Interpolation-Driven Machine Learning Approaches for Plume Shine Dose Estimation: A Comparison of XGBoost, Random Forest, and TabNet
Biswajit Sadhu, Kalpak Gupte, Trijit Sadhu, S. Anand
TL;DR
This work addresses the need for fast, reliable plume shine dose estimation in safety-critical radiological contexts where physics-based calculations are too slow. It introduces an interpolation-assisted ML framework that densifies sparse analytical dose tables via shape-preserving PCHIP interpolation and compares RF, XGBoost, and TabNet on 17 radionuclides across dispersion scenarios.

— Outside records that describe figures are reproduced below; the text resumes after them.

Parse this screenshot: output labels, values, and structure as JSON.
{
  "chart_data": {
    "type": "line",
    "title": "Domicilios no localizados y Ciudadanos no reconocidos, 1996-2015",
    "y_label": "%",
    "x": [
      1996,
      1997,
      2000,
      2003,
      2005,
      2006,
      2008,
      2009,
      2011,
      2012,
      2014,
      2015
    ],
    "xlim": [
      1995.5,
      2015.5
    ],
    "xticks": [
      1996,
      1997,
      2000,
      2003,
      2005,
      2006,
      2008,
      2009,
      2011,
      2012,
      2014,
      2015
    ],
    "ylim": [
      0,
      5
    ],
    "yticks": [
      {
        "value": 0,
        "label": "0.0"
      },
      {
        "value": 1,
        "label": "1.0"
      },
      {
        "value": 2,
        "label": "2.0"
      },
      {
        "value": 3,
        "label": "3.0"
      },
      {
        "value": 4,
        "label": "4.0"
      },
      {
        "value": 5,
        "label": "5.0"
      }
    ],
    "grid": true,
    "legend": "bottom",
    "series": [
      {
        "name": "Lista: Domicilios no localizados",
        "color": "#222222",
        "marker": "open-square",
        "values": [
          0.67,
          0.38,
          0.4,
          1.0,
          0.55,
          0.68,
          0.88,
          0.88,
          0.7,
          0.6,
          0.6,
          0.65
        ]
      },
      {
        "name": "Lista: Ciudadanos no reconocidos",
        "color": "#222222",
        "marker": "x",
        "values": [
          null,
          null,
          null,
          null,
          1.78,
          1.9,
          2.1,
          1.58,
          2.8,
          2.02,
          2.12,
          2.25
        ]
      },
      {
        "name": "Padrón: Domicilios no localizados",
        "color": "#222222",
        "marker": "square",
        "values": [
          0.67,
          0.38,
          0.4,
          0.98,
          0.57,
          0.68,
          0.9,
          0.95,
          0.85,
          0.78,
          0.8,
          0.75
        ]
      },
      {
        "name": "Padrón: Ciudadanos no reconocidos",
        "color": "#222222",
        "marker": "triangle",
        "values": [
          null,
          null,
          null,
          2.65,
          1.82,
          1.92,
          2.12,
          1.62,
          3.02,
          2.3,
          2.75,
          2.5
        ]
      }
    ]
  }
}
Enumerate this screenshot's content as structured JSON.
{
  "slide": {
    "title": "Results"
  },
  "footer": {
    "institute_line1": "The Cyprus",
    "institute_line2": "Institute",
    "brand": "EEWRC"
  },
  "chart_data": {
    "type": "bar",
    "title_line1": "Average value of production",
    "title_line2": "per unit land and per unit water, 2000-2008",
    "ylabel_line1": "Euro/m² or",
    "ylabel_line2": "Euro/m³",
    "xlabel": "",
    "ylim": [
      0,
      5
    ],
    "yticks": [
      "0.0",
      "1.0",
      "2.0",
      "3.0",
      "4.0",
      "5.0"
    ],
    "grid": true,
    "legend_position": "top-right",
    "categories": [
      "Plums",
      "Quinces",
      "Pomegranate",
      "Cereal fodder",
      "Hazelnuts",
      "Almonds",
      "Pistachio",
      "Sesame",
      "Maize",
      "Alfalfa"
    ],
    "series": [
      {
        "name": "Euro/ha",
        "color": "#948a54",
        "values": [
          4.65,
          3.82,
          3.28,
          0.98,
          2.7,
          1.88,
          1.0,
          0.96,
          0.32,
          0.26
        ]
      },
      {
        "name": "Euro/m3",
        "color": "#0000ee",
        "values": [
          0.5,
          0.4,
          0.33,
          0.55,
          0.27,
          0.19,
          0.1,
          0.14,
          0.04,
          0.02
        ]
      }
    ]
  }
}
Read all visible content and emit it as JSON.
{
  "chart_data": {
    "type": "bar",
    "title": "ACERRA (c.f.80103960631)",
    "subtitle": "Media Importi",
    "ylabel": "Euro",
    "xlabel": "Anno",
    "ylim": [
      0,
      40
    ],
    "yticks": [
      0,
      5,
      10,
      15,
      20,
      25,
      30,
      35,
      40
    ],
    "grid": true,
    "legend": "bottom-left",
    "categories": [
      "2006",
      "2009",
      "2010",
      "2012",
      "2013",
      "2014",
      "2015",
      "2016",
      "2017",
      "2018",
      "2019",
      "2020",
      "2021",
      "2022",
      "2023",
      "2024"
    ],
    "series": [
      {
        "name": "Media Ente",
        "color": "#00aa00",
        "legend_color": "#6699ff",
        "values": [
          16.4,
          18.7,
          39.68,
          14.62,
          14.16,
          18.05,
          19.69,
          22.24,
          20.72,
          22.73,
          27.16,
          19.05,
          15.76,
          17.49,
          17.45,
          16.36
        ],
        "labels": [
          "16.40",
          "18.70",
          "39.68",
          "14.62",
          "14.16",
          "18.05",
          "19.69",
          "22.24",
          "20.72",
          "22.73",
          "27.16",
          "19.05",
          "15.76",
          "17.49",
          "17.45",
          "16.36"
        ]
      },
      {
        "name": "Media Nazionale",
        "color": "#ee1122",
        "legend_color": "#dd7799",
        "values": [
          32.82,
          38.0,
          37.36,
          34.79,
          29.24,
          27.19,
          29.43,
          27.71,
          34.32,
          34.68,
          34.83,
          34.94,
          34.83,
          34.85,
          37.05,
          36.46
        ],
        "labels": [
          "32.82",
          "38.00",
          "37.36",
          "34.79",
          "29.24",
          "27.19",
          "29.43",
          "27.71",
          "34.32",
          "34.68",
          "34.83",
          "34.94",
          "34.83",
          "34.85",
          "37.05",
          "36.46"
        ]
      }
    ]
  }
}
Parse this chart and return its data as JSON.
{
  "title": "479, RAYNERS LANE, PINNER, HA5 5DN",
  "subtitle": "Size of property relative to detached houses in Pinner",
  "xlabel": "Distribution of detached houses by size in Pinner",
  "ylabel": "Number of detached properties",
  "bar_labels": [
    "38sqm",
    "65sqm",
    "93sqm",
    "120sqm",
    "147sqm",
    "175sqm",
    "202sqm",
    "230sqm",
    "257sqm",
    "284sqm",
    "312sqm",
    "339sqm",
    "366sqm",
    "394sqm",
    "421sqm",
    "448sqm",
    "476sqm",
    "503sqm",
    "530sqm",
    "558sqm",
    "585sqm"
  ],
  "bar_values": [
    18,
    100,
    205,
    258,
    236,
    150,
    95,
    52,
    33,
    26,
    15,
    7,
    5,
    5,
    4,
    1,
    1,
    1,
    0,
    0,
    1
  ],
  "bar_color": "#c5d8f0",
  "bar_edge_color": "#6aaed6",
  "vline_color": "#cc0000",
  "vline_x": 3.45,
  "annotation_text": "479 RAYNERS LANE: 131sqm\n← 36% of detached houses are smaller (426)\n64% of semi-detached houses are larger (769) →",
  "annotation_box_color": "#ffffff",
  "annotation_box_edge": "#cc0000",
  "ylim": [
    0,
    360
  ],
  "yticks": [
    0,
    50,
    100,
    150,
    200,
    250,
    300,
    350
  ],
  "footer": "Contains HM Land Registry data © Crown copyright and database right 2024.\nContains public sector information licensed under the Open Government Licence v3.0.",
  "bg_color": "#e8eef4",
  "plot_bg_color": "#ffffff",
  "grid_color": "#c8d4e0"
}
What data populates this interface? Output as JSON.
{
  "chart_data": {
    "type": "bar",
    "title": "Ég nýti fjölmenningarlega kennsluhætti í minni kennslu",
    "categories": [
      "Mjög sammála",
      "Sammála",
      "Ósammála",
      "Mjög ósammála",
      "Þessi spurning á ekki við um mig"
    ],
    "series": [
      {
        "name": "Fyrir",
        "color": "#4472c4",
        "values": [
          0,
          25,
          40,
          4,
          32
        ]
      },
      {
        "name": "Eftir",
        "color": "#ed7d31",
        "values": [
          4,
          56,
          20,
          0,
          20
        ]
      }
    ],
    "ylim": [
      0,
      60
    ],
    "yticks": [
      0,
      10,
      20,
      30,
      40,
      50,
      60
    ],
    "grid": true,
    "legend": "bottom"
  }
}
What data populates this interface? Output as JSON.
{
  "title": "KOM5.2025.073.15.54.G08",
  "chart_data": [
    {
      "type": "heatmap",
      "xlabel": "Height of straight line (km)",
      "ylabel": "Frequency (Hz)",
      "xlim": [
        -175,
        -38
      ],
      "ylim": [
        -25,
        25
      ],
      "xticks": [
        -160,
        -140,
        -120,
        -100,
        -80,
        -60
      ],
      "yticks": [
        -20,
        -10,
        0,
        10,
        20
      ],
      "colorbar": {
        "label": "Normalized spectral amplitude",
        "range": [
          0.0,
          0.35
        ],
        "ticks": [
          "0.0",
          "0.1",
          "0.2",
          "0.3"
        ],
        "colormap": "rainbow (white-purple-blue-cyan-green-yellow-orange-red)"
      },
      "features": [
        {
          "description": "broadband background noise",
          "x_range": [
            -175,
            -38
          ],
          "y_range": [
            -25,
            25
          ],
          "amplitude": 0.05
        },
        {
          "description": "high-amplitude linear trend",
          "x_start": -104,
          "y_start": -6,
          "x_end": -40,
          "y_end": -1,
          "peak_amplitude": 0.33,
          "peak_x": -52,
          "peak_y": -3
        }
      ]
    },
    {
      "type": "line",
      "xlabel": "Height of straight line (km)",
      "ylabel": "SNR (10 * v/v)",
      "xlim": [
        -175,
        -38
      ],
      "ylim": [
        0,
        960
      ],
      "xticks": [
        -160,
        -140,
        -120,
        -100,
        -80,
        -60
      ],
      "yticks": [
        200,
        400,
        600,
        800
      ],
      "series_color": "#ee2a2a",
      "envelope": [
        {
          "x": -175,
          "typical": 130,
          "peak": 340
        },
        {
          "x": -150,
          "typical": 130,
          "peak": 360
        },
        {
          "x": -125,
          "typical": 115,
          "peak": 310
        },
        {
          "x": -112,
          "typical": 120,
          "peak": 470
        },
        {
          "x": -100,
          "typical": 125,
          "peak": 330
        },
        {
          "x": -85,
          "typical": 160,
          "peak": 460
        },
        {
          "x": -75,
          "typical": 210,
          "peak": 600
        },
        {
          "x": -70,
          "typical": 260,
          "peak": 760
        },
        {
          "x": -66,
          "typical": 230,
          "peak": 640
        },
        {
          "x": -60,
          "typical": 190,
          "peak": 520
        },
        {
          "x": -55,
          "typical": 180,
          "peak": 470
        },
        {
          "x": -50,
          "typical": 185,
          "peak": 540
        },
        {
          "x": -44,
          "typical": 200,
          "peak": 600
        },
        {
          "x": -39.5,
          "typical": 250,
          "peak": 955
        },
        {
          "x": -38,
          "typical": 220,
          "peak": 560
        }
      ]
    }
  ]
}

The study shows that high-resolution training data markedly improves generalization, with XGBoost delivering the best overall accuracy ($R^2$ near 1 and $MAPE$ often below 1-3%), while TabNet benefits from dense data but lags behind tree ensembles due to its attention-based inductive bias. Interpretable analyses (permutation importance and TabNet attention) reveal that geometry–dispersion features dominate predictions and explain the observed performance hierarchy, and a Streamlit GUI provides practical deployment and scenario exploration for radiological decision support.
Abstract
Despite the success of machine learning (ML) in surrogate modeling, its use in radiation dose assessment is limited by safety-critical constraints, scarce training-ready data, and challenges in selecting suitable architectures for physics-dominated systems. Within this context, rapid and accurate plume shine dose estimation serves as a practical test case, as it is critical for nuclear facility safety assessment and radiological emergency response, while conventional photon-transport-based calculations remain computationally expensive. In this work, an interpolation-assisted ML framework was developed using discrete dose datasets generated with the pyDOSEIA suite for 17 gamma-emitting radionuclides across varying downwind distances, release heights, and atmospheric stability categories. The datasets were augmented using shape-preserving interpolation to construct dense, high-resolution training data. Two tree-based ML models (Random Forest and XGBoost) and one deep learning (DL) model (TabNet) were evaluated to examine predictive performance and sensitivity to dataset resolution. All models showed higher prediction accuracy with the interpolated high-resolution dataset than with the discrete data; however, XGBoost consistently achieved the highest accuracy. Interpretability analysis using permutation importance (tree-based models) and attention-based feature attribution (TabNet) revealed that performance differences stem from how the models utilize input features. Tree-based models focus mainly on dominant geometry-dispersion features (release height, stability category, and downwind distance), treating radionuclide identity as a secondary input, whereas TabNet distributes attention more broadly across multiple variables. For practical deployment, a web-based GUI was developed for interactive scenario evaluation and transparent comparison with photon-transport reference calculations.